Saturday Road Test – Hyundai Sonata Sport 2.0T


Hyundai Sonata Sport 2.0T

Sport to a Point

By Ron Amadon

DAMASCUS, MD – The Sonata has built up a reputation through the years as a comfortable sedan with a load of standard equipment that is very easy to live with day in and day out.

For 2015 the plant in Montgomery, Alabama, added a Sport 2.0T model to the lineup. It is powered by a 2.0 liter turbo four with 245 hp @ 6,000 rpm and 260 lb-ft of torque @ 1,350 – 4,000 rpm. For the typical operator that translates into more than adequate low end grunt especially in the “Sport” mode, selected via a button on the center console. It allowed the six-speed automatic to hold gears longer, the opposite of the “Eco” setting.

In normal driving the turbo felt lively and Motor Trend rang up a 0-60 in 8.0 seconds, a nudge slower than some of its competition, but more than adequate for most Sonata shoppers.

The Sport 2.0T adds a different rear bumper fascia, quad exhaust tips and 18-inch alloy wheels. A flat bottom steering wheel is added along with paddle shifts that worked fine but blocked the driver’s view of the stalks for headlights and windshield wipers. On the test car, strangely enough, the stalks were not lighted.

Our old friends at the EPA rate this car at 23 mpg in the city, 32 on the highway for a combined 26 mpg. I came out at 23 in holiday traffic and 25 highway.

Standard equipment included Blind Spot Detection, stability control, Tire Pressure Monitor, rearview camera, heated front seats, Dual Automatic Temperature Control, satellite radio, Bluetooth, HID headlights and LED taillights.

With multiple power adjustments, the front seats were very comfortable with lumbar variations enough to appease most backs. Two not overly tall adults will find the rear seats more than acceptable.

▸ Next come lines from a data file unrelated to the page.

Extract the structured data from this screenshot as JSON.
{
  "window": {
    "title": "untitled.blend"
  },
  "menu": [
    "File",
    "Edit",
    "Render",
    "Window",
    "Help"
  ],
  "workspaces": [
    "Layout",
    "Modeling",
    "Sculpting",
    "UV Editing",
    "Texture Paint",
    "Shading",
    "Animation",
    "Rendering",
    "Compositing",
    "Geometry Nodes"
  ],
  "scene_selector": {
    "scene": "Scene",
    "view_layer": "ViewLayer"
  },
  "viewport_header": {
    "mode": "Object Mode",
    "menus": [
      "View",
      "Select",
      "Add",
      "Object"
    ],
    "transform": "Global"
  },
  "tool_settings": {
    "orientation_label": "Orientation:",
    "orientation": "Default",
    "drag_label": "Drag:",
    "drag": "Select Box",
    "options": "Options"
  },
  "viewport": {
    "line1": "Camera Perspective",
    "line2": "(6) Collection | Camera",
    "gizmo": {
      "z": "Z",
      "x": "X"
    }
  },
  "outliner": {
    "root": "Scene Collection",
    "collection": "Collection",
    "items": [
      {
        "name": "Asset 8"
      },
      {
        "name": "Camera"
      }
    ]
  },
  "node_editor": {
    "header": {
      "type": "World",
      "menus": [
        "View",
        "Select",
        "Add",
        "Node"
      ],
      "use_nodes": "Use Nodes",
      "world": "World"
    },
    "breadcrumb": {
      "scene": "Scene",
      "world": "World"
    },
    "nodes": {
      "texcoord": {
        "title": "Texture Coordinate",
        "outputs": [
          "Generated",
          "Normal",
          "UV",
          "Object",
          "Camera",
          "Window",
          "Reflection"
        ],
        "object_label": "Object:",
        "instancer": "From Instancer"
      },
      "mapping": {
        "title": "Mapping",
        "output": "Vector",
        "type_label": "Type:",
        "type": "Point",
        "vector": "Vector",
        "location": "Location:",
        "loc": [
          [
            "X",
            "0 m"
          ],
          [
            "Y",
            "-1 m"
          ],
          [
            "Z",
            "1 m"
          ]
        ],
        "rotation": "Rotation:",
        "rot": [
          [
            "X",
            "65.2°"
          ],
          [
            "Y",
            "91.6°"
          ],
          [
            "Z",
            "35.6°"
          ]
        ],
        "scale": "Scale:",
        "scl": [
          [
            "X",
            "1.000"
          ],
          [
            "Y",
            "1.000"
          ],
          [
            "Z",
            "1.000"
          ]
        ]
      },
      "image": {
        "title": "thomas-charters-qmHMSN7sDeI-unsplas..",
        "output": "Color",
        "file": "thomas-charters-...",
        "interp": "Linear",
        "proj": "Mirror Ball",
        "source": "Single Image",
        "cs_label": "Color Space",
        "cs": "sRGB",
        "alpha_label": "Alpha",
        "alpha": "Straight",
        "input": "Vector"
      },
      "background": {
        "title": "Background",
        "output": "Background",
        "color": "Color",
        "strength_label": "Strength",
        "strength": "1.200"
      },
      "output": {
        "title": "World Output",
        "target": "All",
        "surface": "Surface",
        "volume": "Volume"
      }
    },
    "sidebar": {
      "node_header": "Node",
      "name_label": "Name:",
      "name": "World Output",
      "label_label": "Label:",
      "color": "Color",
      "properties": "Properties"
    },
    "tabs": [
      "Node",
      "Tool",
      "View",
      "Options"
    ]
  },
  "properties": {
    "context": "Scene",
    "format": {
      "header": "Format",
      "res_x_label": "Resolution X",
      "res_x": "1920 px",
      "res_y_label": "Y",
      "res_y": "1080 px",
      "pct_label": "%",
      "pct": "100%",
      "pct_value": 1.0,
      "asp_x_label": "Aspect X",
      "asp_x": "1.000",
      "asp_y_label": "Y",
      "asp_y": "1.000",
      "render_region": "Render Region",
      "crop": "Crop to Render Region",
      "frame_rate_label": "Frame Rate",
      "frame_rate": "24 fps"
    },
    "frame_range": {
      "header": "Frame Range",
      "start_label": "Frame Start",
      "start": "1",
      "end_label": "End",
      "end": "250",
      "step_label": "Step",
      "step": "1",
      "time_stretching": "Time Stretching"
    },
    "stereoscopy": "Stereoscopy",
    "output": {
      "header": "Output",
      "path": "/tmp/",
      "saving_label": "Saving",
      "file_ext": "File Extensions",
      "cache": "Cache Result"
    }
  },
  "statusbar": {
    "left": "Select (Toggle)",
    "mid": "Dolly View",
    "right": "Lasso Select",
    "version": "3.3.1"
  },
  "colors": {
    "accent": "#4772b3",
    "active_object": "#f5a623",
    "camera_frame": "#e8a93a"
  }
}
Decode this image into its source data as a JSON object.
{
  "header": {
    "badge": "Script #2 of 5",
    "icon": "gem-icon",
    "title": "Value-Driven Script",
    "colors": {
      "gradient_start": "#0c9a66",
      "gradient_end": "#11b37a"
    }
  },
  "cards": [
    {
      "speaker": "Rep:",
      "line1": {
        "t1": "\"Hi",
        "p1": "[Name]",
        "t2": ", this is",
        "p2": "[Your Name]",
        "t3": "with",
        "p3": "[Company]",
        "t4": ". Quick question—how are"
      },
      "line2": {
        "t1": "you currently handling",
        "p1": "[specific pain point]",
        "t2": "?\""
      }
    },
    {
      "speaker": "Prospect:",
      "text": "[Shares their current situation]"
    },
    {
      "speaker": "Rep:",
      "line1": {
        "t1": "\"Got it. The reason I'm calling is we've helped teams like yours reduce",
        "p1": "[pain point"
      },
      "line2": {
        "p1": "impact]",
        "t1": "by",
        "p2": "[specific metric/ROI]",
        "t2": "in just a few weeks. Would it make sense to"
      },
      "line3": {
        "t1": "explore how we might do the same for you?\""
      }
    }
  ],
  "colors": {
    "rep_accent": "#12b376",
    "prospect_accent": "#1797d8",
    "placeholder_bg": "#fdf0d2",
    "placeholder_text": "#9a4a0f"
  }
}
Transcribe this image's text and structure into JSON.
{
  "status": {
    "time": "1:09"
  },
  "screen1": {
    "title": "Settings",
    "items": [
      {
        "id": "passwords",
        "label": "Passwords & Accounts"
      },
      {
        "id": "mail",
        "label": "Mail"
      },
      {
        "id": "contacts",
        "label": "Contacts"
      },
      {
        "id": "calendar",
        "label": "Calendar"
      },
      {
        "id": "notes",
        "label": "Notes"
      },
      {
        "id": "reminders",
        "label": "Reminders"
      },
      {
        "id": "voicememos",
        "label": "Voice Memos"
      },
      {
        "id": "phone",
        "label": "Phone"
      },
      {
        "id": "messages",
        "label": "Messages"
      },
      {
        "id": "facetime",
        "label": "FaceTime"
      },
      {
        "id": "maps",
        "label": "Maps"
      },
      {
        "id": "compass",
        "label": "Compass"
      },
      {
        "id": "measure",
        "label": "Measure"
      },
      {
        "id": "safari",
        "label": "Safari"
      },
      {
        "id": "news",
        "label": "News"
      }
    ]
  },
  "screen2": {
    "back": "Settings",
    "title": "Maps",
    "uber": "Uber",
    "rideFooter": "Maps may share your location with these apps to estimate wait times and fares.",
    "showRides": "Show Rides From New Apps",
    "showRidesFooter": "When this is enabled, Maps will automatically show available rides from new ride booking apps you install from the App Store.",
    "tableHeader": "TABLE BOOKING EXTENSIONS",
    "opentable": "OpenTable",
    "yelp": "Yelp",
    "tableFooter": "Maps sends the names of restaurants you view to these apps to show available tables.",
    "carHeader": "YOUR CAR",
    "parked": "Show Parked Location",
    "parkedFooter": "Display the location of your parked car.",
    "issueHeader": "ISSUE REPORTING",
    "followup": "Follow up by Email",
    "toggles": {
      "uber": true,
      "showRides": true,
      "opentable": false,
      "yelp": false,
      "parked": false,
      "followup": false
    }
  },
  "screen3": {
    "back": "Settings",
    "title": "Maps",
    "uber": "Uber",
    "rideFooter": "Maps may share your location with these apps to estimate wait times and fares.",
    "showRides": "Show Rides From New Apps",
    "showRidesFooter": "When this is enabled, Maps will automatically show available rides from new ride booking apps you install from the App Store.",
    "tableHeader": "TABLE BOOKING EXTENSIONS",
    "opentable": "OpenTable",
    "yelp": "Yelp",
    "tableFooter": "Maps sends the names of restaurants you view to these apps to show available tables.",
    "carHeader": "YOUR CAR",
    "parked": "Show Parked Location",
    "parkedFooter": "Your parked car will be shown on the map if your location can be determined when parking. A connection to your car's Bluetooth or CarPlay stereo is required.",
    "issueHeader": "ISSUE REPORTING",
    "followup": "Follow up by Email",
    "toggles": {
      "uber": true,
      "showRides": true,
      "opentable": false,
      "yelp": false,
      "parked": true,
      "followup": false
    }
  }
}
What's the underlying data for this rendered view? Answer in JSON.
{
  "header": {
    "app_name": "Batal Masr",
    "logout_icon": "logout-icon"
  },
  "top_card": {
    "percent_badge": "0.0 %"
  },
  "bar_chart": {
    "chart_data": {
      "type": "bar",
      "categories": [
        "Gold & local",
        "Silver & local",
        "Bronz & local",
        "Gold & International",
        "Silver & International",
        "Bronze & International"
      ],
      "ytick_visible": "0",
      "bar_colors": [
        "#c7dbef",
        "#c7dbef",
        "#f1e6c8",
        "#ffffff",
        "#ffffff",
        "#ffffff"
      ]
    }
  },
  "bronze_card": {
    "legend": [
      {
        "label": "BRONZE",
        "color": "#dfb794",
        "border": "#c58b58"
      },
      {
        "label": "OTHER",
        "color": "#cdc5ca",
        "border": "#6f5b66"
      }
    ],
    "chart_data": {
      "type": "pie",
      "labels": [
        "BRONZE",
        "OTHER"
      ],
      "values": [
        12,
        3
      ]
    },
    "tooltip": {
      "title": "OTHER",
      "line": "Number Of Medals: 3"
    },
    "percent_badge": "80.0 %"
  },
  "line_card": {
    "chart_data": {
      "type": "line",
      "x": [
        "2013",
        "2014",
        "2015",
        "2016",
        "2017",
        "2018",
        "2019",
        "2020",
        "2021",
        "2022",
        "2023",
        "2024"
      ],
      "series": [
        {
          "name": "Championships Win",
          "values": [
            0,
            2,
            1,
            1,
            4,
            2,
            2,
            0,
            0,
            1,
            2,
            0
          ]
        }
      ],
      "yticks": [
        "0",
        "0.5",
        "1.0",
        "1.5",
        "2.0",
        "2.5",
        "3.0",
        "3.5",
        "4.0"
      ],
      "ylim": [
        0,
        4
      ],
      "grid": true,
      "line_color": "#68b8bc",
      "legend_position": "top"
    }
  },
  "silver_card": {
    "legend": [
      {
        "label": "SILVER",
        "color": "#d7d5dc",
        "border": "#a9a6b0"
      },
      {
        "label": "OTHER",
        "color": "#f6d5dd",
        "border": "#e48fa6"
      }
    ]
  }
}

Ahead of the driver were white in black instruments – always the best combination. Between the tach and speedo was a screen with a wide variety of information at the operator’s beck and call.

There was fine hauling space in the trunk rated at 16.3 cubic feet.

With no navi on the test car, the radio functions and that’s all there was, resided in the rather small 5” center dash screen with redundant controls on the steering wheel. For a base system, the sounds were just fine.

Should you want navi, you will find it tucked into the one and only option package for the Sport 2.0T priced at a hefty $4,950. The “Ultimate Package” contains a long list of features, safety and otherwise, as well as a 9-speaker Infinity audio system. If all you want is navi, check out the much less expensive offerings from Best Buy and other outlets.

The car was quiet on the highway thanks to added sound proofing for 2015. It was no problem to merge with fast moving semis on I-70 and long drives would be a no brainer. “This is nice. I will go one more exit,” and one more and so forth, I thought.

Yet handling was calibrated toward a smooth rather than truly sporty ride – probably what most Sonata owners are seeking.

So what about prices? With zero options, the test car carried an MSRP of $29,510. With the big option package that moves up to $34,460. How you feel about all that depends on your monthly payment expectations.

Frugal shoppers might want to examine other models in the Sonata lineup to get the exact combination of ingredients they want.

You will end up with a very pleasant set of wheels, a long list of standard equipment and that 10 year, 100,000 mile powertrain warranty.

If you are in the market for a sedan, you really should take a Sonata for a spin.